Według jego wiedzy, według najnowszych danych, zarejestrowano łącznie około 5,7 tys. osób. migrantów przybywających do Niemiec z Polski.
„Wczoraj niemiecki gabinet ministrów omawiał właśnie tę kwestię – możliwe środki. Związek policji federalnej niedawno wezwał federalnego ministra spraw wewnętrznych do wprowadzenia tymczasowych kontroli na granicy niemiecko-polskiej, ale powiedział, że nie jest to konieczne, ponieważ liczby są nie to samo, a sytuacja nie była porównywalna z 2015 r. – skomentował R. Misiulis.
Ocena podróży migrantów, zdaniem ambasadora, jest trudna, ponieważ sami o niej nie mówią.
„Nie są zainteresowani informowaniem ich, skąd pochodzą, bo w tym przypadku strona niemiecka mogłaby ich odesłać. To zupełnie niejasne. Według mediów migracja rozpoczęła się, gdy tzw. prezydent Białorusi Łukaszenka uruchomił hybrydę atak przez granicę łotewsko-litewsko-polską, ale to nie jest szczegółowe” – powiedział R. Misiulis.

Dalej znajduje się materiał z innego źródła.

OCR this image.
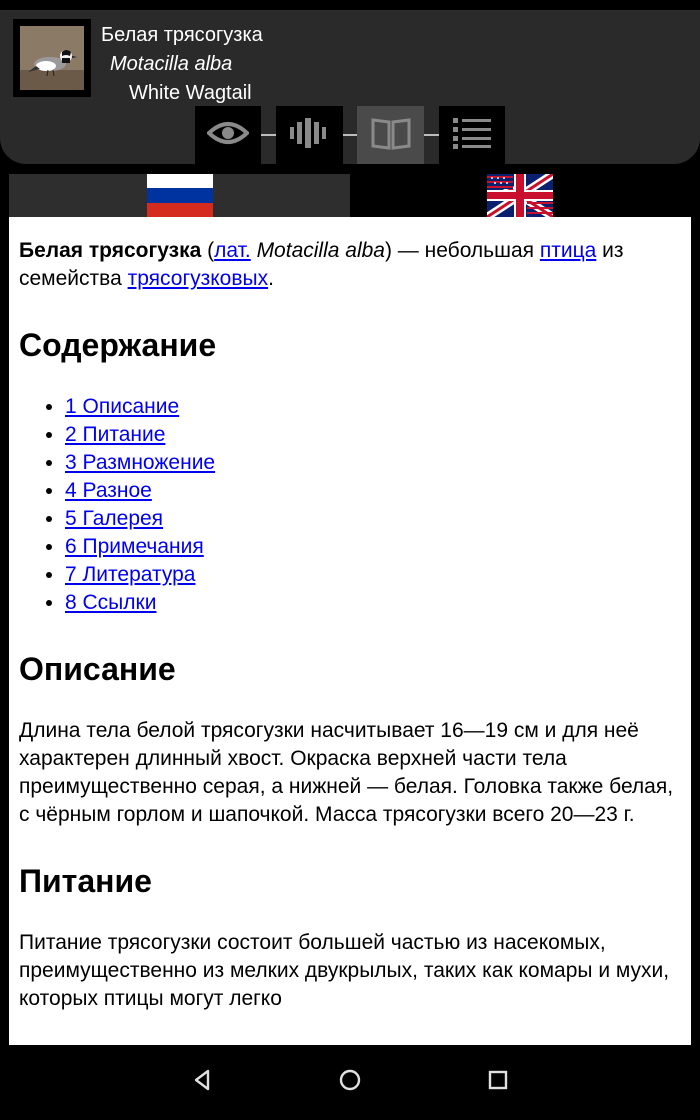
Белая трясогузка
Motacilla alba
White Wagtail

Белая трясогузка (лат. Motacilla alba) — небольшая птица из семейства трясогузковых.

Содержание
• 1 Описание
• 2 Питание
• 3 Размножение
• 4 Разное
• 5 Галерея
• 6 Примечания
• 7 Литература
• 8 Ссылки
Описание

Длина тела белой трясогузки насчитывает 16—19 см и для неё характерен длинный хвост. Окраска верхней части тела преимущественно серая, а нижней — белая. Головка также белая, с чёрным горлом и шапочкой. Масса трясогузки всего 20—23 г.

Питание

Питание трясогузки состоит большей частью из насекомых, преимущественно из мелких двукрылых, таких как комары и мухи, которых птицы могут легко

Jednak, jak zaznaczył rozmówca, Niemcy podjęły już pierwsze kroki.
„Policja federalna wzmacnia straż graniczną. Według niemieckiego federalnego ministra spraw wewnętrznych Horsta Seehofera, Niemcy wraz z partnerami z UE zamierzają podjąć działania przeciwko liniom lotniczym przewożącym nielegalnych migrantów do Mińska. Z tego, co wiem, wspólna polsko- Zaoferowano Polsce patrol niemiecki ze strony niemieckiej, oczekiwana odpowiedź – powiedział R. Misiulis.
Zaznaczył również, że Polska podjęła również poważne inicjatywy na rzecz wzmocnienia ochrony granic.
„Dlatego nie ma potrzeby zamykania granicy” – powiedział niemiecki rząd.
Według R. Misiulisa kanclerz Niemiec Angela Merkel będzie również rozmawiać o przepływach migrantów z premierem Polski Mateuszem Morawieckim podczas najbliższej Rady Europejskiej.
„Mogę oceniać wiadomości na podstawie tego, jak wyglądają obozy z doniesień medialnych. Jeśli dobrze rozumiem, mogą być najpierw namioty, kiedy są zatrzymani, ale potem są umieszczane w chatach lub kontenerach. Widziałem nawet artykuł, że otwarto budynek azylu, który był używany również w 2015 roku” – powiedział R. Misiulis.
Jednak, jak przyznał ambasador Litwy w Niemczech, nie było żadnych problematycznych doniesień o skargach migrantów.
„Ci, którzy są zatrzymani, ubiegają się o azyl. Będą brani pod uwagę. To, co dzieje się dalej, to decyzja Niemiec. Oczywiście każda sprawa będzie rozstrzygana indywidualnie” – powiedział.
Pan Misiulis zwrócił uwagę, że obecnie Niemcy skupiają się głównie na tworzeniu nowej koalicji rządzącej, a nie na kwestiach migracyjnych.
„Koalicja jest obecnie w toku w Niemczech. Ten temat nie był zbytnio omawiany podczas kampanii wyborczej ani teraz. Podobno musimy trochę poczekać” – wyjaśnił R. Misiulis.
Potwierdził, że socjaldemokraci, Zieloni i liberałowie rozpoczęli rozmowy koalicyjne w kraju, ale, jak zaznaczył ambasador, jest trochę za wcześnie, by mówić o ostatecznym konsensusie.
„Myśliciel. Miłośnik piwa. Miłośnik telewizji. Zombie geek. Żywności ninja. Nieprzejednany gracz. Analityk.”